Data are missing not at random (MNAR) if the probabilities of missing entries depend on unobserved data.

\[ q_{ij} = f(z_i, x_{ij}) \quad z_i \text{ unknown} \]

This implies that information about the cause of missingness is unavailable. This is the most complicated scenario.

Assessing the missing data mechanism

Importantly, there is no easy diagnostic check to distinguish MCAR, MAR, and MNAR without measuring some of the missing data.

So in practice, usually one has to make an informed assumption based on knowledge of the data collection process.

Example: GDP data

In the GDP growth data, growth measurements are missing for many countries before a certain year.

We might be able to hypothesize about why – perhaps a country didn’t exist or didn’t keep reliable records for a period of time.However, the data as they are contain no additional information that might explain the cause of missingness.

So these data are MNAR.

Simple fixes

The easiest approach to missing data is to drop observations with missing values: df.dropna().

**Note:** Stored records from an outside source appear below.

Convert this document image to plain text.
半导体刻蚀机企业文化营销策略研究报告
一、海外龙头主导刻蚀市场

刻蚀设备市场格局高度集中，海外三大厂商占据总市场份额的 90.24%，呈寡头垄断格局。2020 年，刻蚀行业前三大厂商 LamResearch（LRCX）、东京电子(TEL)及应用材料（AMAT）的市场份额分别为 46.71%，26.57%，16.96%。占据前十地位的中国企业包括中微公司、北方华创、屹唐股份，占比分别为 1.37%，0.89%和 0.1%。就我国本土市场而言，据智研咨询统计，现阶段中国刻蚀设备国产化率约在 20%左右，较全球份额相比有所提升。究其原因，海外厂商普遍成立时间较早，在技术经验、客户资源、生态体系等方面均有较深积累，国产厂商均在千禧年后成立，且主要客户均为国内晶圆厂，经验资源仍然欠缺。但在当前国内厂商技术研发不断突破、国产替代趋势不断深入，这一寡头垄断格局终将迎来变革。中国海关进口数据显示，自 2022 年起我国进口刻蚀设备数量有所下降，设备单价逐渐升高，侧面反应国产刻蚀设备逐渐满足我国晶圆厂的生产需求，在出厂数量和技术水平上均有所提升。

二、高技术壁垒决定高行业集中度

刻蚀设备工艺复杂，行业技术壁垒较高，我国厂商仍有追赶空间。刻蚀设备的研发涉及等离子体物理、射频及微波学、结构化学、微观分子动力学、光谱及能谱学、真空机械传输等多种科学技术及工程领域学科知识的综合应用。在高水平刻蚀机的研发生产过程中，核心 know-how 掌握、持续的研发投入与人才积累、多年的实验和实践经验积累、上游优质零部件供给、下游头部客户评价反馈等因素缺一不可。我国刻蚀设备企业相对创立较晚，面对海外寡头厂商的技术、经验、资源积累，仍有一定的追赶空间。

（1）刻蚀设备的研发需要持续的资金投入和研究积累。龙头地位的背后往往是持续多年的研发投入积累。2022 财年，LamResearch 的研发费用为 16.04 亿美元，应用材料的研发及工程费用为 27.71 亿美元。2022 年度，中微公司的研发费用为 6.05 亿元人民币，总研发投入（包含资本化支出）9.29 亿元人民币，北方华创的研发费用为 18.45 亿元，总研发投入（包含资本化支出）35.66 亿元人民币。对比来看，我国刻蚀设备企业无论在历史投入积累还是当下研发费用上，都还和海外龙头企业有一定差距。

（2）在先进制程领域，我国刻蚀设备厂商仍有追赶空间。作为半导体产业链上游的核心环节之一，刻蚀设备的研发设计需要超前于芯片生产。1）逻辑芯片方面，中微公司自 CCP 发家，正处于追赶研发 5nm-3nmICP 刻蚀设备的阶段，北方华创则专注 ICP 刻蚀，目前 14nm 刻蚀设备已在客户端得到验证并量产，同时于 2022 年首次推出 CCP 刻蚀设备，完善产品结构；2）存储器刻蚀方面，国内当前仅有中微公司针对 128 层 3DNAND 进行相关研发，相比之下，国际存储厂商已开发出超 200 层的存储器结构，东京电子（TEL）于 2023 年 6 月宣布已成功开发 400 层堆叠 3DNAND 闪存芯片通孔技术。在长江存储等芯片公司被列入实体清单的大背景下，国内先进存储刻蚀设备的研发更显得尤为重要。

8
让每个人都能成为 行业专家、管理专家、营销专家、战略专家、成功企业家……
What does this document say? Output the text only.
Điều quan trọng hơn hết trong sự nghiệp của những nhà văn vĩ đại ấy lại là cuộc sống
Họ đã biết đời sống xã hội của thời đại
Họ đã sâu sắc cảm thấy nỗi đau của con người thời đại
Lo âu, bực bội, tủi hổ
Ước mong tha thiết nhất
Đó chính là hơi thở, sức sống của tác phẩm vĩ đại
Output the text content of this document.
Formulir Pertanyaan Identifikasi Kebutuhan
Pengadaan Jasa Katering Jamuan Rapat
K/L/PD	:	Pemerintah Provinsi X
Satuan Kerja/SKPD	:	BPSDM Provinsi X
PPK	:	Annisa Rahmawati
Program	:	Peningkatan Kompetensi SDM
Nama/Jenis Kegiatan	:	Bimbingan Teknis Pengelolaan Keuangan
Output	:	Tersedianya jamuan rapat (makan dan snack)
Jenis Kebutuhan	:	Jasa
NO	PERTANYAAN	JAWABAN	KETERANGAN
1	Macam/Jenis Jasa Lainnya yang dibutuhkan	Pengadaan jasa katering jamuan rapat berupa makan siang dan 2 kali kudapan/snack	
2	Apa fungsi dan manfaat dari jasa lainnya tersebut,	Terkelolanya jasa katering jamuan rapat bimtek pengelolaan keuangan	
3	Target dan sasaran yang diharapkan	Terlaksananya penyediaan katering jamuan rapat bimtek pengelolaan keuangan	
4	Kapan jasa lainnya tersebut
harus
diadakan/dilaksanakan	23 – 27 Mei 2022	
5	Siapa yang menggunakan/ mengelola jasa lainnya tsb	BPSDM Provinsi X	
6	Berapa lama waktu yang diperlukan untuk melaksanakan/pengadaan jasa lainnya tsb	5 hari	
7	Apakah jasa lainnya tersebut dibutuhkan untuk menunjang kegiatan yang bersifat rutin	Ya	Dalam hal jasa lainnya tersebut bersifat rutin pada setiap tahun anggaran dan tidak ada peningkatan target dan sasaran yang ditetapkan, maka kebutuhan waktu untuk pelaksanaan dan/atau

  • Implicitly assumes data are MCAR
  • Induces bias if data are MAR or MNAR

Another simple fix is mean imputation, filling in missing values with the mean of the corresponding variable: df.fillna().

  • Only a good idea if a very small proportion of values are missing
  • Induces bias if data are MAR or MNAR

Perils of mean imputation

Imputing too many missing values distorts the distribution of sample values.

Other common approaches to missingness

When data are MCAR or MAR, one can:

  • model the probability of missingness and apply bias corrections to estimated quantities using inverse probability weighting
  • model the variables with missing observations as functions of the other variables and perform model-based imputation

Do’s and don’t’s

Do:

  1. Always check for missing values upon import.
    • Tabulate the proportion of observations with missingness
    • Tabulate the proportion of values for each variable that are missing
  2. Take time to find out the reasons data are missing.
    • Determine which outcomes are coded as missing.
    • Investigate the physical mechanisms involved.
  3. Report missing data if they are present.

Don’t:

  1. Rely on software defaults for handling missing values.
  2. Drop missing values if data are not MCAR.